The threshold to count it as important is if the model assigned a weight of at least the 50% of the highest weight.
The important variables that repeat the most are “Recency”,“MntMeatProducts”, “MntWines”.
Other important variables are “Income”,“Education”, “Marital_Status”, “Teenhome”, “NumCatalogPurchases”, “NumStorePurchases”, “NumWebVisitsMonth”, “AcceptedCmp3”, “AcceptedCmp5”.
variables <- cbind( vlr,vtree, imp_rf$importance["0"], vida$importance)

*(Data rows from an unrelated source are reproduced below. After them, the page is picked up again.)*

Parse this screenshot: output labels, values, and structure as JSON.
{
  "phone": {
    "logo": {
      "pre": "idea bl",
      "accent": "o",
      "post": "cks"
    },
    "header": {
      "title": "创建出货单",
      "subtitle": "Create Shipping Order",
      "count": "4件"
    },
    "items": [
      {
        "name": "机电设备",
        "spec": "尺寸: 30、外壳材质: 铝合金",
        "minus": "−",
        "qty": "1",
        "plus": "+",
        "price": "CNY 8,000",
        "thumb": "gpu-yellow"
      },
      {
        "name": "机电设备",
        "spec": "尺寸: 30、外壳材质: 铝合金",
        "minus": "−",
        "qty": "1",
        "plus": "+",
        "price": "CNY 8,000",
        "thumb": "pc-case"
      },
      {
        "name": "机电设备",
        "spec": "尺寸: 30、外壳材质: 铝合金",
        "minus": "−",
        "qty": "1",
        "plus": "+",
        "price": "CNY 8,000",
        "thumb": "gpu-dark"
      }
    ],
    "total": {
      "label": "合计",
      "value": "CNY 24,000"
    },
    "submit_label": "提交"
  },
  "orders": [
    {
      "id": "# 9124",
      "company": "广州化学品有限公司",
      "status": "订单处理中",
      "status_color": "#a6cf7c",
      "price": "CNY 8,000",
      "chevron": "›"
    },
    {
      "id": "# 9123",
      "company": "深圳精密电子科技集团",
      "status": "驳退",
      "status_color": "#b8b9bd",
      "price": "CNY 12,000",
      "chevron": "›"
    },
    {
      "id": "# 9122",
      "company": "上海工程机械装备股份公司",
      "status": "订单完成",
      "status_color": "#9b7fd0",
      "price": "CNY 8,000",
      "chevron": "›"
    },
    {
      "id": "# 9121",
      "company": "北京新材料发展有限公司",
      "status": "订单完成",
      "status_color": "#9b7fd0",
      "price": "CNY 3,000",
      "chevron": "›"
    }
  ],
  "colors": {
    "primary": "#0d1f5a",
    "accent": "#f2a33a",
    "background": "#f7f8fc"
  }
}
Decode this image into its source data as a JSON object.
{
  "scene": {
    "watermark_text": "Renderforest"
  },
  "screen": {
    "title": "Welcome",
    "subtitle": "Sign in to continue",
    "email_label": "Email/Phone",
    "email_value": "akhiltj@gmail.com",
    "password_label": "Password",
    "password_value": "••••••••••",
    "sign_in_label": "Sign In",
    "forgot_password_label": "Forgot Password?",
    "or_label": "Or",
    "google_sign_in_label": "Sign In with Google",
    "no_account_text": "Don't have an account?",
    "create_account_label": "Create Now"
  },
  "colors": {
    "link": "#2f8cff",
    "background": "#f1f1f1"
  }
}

names(variables) <- c('Decision tree', 'Logistic regression', 'Random forest','LDA')
result_list <- list()
for (col_name in colnames(variables)) {
col_idx <- which(colnames(variables) == col_name)
max_value <- max(variables[, col_idx])
threshold <- 0.5 * max_value
rows_above_threshold <- rownames(variables)[variables[, col_idx] >= threshold]
result_list[[col_name]] <- rows_above_threshold
}
important_variables <- unlist(result_list)
variable_counts <- table(important_variables)
sorted_variable_counts <- sort(variable_counts, decreasing = TRUE)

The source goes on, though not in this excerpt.